Still, though, very memorable.

SPEAKER_01

If you're with someone who can't handle a little awkwardness, a little honesty, a little, oh shit, I need a break because my hip just popped, then they're not having sex with you. They're having sex with their own idea of what you're supposed to be.

SPEAKER_02

And you deserve better than that. You deserve someone who says, fuck yes, let's laugh, let's mess up, let's keep going. Even if the lube bottle flies across the room, even if the nipple clamps won't open, even if somebody's dog walks in mid-thrust and judges you from the doorway.

SPEAKER_01

Because nothing is sexier than trying.

SPEAKER_02

Trying to please, trying to connect, trying again when the first five positions didn't quite work.

SPEAKER_01

And most of all, trying to be real.
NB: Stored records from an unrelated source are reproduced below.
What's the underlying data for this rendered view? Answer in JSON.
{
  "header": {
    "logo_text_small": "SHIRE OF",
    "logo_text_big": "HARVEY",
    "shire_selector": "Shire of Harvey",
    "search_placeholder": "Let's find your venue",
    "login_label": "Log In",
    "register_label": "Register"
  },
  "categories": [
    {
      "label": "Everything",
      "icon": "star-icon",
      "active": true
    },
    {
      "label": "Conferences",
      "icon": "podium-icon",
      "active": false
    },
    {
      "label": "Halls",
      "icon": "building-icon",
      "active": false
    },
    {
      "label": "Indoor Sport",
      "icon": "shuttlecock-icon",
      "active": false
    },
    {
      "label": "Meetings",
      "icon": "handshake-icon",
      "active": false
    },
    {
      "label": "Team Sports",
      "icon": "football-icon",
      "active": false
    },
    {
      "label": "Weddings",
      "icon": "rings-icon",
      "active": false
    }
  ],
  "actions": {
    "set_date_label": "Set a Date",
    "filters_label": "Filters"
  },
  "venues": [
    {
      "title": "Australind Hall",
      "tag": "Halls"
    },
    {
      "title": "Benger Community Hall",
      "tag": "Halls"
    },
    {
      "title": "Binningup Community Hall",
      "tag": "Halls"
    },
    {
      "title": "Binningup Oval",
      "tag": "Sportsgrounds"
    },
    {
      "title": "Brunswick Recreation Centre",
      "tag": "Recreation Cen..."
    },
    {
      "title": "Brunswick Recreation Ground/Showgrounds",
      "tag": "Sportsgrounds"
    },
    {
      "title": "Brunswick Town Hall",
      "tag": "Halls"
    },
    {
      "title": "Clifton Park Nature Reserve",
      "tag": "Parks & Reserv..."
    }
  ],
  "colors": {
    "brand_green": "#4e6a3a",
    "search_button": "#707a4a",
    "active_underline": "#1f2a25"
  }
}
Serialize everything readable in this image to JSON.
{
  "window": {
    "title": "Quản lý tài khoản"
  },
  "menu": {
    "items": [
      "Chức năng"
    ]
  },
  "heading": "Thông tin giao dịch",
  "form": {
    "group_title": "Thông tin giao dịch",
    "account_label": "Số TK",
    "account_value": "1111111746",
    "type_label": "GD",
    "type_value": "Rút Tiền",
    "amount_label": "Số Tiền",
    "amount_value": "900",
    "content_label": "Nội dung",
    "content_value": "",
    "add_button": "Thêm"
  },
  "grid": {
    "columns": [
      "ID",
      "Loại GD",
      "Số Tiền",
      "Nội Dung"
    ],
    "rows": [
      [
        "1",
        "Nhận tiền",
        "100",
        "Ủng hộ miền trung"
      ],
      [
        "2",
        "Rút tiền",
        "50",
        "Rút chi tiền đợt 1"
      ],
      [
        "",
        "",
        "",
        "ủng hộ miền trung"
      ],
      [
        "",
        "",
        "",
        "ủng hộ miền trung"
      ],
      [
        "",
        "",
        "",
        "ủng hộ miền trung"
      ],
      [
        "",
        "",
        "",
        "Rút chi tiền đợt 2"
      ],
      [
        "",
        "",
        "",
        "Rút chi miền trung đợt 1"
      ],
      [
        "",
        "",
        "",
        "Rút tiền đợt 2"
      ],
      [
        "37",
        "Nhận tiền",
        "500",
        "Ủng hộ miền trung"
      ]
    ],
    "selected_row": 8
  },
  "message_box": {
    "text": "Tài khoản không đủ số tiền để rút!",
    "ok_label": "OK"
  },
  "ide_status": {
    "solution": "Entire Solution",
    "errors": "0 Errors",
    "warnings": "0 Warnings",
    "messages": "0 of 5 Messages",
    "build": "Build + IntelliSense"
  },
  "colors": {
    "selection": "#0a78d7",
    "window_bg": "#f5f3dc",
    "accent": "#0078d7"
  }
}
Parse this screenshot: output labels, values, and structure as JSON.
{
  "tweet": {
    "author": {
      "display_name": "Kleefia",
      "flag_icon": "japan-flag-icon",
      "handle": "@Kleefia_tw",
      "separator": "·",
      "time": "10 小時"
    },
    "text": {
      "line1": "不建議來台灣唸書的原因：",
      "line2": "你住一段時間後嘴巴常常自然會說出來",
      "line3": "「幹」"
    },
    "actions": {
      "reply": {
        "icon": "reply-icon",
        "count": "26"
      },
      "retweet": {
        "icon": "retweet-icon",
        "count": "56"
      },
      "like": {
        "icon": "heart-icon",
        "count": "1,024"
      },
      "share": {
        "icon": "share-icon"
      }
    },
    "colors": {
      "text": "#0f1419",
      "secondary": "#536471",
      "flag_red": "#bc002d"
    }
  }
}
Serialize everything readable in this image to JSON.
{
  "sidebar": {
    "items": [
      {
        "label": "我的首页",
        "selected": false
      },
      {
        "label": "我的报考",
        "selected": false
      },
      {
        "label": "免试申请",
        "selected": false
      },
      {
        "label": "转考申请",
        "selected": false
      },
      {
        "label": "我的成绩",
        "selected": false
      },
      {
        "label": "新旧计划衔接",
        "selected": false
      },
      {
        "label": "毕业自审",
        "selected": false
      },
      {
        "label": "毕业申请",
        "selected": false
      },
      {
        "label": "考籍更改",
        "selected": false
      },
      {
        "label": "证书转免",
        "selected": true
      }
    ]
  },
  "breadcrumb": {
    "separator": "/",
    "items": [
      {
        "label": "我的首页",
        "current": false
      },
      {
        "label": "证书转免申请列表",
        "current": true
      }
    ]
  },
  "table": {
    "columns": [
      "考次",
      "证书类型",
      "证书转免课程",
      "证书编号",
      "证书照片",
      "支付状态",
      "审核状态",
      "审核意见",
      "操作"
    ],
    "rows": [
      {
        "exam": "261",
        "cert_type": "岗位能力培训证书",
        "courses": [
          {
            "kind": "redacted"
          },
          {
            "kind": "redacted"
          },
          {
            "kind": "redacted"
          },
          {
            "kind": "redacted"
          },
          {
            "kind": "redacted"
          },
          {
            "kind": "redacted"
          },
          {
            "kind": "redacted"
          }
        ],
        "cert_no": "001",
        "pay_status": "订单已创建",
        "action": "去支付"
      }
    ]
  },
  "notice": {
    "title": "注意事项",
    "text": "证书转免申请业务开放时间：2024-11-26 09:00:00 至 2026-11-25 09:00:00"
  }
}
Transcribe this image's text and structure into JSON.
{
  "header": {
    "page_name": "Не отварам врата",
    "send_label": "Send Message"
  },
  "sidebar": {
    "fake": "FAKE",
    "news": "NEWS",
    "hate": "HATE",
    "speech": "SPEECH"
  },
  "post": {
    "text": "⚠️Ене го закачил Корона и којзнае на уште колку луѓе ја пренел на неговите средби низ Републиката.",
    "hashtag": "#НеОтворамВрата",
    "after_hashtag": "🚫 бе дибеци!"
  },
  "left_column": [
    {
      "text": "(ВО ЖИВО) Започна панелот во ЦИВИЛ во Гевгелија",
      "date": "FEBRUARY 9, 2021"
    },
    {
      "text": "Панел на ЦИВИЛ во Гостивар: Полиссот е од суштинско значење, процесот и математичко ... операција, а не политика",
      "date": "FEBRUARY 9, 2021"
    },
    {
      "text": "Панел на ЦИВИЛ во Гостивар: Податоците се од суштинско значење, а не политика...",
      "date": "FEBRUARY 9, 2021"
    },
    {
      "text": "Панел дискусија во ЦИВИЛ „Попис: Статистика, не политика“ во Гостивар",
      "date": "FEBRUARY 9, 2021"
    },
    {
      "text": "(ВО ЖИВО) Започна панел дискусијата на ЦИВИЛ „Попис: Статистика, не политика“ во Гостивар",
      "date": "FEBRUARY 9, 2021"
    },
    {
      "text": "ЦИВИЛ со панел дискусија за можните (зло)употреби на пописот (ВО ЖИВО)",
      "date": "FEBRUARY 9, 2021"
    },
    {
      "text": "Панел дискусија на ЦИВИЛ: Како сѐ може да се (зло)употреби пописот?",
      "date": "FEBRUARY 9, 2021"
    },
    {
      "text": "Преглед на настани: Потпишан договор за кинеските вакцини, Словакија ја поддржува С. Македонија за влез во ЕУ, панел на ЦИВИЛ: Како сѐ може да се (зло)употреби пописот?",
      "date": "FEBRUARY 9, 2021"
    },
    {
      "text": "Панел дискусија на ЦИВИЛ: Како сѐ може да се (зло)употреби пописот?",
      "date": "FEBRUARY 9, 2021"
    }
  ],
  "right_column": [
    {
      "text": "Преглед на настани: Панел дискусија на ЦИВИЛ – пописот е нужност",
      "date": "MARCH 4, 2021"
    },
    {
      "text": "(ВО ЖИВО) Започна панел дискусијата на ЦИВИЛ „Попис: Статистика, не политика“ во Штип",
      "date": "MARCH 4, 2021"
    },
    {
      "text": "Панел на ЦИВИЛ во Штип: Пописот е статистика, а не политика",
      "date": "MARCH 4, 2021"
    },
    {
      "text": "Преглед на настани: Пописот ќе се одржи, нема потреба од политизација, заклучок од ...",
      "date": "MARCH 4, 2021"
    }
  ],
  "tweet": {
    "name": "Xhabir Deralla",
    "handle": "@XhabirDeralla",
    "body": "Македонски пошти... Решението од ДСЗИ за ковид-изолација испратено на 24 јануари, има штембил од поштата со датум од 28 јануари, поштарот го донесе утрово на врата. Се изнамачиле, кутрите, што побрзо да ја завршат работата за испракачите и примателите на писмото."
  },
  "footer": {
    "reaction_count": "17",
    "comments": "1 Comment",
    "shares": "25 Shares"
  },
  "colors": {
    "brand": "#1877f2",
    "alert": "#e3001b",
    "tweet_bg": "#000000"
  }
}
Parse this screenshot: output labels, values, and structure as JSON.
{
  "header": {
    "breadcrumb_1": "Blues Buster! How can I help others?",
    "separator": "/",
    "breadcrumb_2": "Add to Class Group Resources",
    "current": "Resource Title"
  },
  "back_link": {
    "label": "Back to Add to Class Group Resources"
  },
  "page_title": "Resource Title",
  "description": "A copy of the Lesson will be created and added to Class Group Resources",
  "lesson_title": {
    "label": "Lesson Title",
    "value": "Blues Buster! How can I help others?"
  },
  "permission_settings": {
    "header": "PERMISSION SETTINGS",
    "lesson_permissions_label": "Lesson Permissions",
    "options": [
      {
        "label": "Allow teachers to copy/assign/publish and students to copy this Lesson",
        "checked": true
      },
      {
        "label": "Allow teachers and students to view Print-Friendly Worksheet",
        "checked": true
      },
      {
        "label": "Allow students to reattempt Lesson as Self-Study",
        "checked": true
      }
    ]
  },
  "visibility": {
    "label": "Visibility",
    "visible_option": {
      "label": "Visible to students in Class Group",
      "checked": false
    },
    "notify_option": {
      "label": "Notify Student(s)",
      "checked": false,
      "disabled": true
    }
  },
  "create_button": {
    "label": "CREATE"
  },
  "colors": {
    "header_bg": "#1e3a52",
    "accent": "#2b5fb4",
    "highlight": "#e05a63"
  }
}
Even if your real involves socks, sweat, and losing a cock ring under the mattress until next week.

SPEAKER_02

We didn't even talk about that.

SPEAKER_01

No.

SPEAKER_02

So here's to awkwardness, to fumbles, to unexpected noises, missed spots, and way too much eye contact.

SPEAKER_01

Here's to clits you can't find, erections that ghosted, and the dirty talk that made zero sense but got the job done.

SPEAKER_02

Here's to the best sex you'll ever have, not looking anything like porn.

SPEAKER_01

Because it looks like you sweaty, silly, hot as hell, trying your best, moaning, laughing, learning, and loving it all anyway.

SPEAKER_02

Now go forth, fuck awkwardly, and don't you dare stop. Because awkward sex is still fucking sex. Yes.